Jules and Cyrus go on a road show. They take their decks, their projections, Gaby’s financial models, and they fly back and forth from the West Coast and return with stories about all the boardrooms they pitched at, Prets they ate at, rooms they shared at Holiday Inns. Now that Cyrus has signed off on our plans for WAI, he’s as ready to pitch it as the rest of us. That doesn’t mean he sticks to the script—part of the Cyrus/Jules routine is that Cyrus goes off book and behaves and speaks as if he has wandered off a mountaintop and into a boardroom. There’s the time he leads the partners of Steiner Jenkins in a group meditation in which they sit facing the wall of their boardroom and chant “om” in three-part harmony. There’s the other time, when someone asks him while scrolling through a phone, why on earth anyone would rather talk to people about how we die rather than to their friends about how to make homemade yogurt, and Cyrus reaches across the table, puts his hands on the man’s shoulders, and looks so deep into his eyes that the guy starts crying right there in front of his boss.
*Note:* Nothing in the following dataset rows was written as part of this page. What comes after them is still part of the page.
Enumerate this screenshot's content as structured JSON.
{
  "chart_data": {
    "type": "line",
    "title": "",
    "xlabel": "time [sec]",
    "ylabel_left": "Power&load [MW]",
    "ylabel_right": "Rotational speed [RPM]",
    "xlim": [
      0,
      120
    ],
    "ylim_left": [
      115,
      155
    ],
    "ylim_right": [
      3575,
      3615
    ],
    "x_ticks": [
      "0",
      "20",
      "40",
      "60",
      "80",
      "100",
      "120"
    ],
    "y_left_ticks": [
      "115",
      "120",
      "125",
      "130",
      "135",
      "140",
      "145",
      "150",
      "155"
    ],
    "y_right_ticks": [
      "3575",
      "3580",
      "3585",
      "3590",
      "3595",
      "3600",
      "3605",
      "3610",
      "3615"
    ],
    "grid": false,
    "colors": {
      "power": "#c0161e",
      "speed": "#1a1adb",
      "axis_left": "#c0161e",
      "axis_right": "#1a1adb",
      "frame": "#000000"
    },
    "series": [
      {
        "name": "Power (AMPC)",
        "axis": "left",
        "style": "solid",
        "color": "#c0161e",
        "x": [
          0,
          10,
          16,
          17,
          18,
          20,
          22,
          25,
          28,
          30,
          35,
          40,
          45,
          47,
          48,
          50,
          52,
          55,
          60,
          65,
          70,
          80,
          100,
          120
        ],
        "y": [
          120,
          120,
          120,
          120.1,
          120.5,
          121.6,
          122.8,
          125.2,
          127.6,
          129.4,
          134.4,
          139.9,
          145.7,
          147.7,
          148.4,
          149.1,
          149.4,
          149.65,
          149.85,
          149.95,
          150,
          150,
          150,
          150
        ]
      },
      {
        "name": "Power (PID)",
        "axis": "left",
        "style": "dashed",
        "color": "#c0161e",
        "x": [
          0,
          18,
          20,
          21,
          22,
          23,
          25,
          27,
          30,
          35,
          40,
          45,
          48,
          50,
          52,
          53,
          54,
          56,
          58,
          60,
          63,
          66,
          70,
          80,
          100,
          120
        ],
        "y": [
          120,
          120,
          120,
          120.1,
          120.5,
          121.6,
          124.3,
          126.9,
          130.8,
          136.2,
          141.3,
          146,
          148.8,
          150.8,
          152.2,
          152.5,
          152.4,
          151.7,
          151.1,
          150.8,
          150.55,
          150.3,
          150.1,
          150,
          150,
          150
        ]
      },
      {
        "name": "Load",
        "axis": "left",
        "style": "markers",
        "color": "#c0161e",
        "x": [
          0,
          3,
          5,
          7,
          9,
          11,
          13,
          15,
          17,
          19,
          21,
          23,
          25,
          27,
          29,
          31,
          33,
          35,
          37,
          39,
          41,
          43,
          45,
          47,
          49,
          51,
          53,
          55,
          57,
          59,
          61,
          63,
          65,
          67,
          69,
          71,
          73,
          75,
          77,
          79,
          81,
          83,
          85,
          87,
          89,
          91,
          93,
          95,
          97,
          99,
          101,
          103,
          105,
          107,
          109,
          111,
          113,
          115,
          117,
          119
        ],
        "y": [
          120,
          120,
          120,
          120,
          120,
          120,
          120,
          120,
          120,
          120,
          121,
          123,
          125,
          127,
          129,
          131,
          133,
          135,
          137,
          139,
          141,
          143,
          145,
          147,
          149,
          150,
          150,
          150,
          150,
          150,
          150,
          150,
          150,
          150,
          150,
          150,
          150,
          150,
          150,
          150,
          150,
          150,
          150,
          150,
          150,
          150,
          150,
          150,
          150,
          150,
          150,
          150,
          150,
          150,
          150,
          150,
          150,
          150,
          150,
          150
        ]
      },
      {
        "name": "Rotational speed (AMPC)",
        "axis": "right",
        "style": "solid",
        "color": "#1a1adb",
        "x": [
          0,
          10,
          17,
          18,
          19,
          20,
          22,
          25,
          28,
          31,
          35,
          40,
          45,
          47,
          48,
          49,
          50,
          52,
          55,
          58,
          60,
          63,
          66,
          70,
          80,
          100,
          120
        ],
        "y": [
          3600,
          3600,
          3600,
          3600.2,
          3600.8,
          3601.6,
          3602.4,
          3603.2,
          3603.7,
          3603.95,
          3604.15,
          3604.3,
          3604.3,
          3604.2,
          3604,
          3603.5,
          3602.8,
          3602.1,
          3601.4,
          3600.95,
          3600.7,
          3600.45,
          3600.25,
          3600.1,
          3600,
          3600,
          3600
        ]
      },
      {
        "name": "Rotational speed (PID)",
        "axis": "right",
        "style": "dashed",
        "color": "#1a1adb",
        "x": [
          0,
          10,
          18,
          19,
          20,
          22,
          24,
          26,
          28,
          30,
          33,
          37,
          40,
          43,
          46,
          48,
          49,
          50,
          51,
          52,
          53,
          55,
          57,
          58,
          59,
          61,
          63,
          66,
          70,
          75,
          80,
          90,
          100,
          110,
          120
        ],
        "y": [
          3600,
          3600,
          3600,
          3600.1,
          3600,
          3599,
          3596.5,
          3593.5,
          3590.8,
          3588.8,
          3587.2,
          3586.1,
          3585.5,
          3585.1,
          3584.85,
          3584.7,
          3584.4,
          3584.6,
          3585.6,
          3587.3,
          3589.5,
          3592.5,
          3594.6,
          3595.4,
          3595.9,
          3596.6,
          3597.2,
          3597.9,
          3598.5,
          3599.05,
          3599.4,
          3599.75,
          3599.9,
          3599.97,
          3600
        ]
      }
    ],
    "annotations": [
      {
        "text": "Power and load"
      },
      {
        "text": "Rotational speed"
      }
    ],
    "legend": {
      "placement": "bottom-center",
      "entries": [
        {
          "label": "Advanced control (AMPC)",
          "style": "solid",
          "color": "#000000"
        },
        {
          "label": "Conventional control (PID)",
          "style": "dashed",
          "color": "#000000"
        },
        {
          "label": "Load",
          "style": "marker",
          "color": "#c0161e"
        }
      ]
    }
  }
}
On neither of these occasions are they invited back for a second meeting.

Then there is the usual party trick, of which Cyrus appears to never tire, when someone volunteers their three deepest commitments—a partner from Van Dreeson Janowicz said his father was a lapsed Mennonite and that he was obsessed with The Sopranos and that he was starting classical guitar lessons and that he thought he was really, really good. What would Cyrus recommend for his fourth marriage, which was actually his second marriage to his first wife?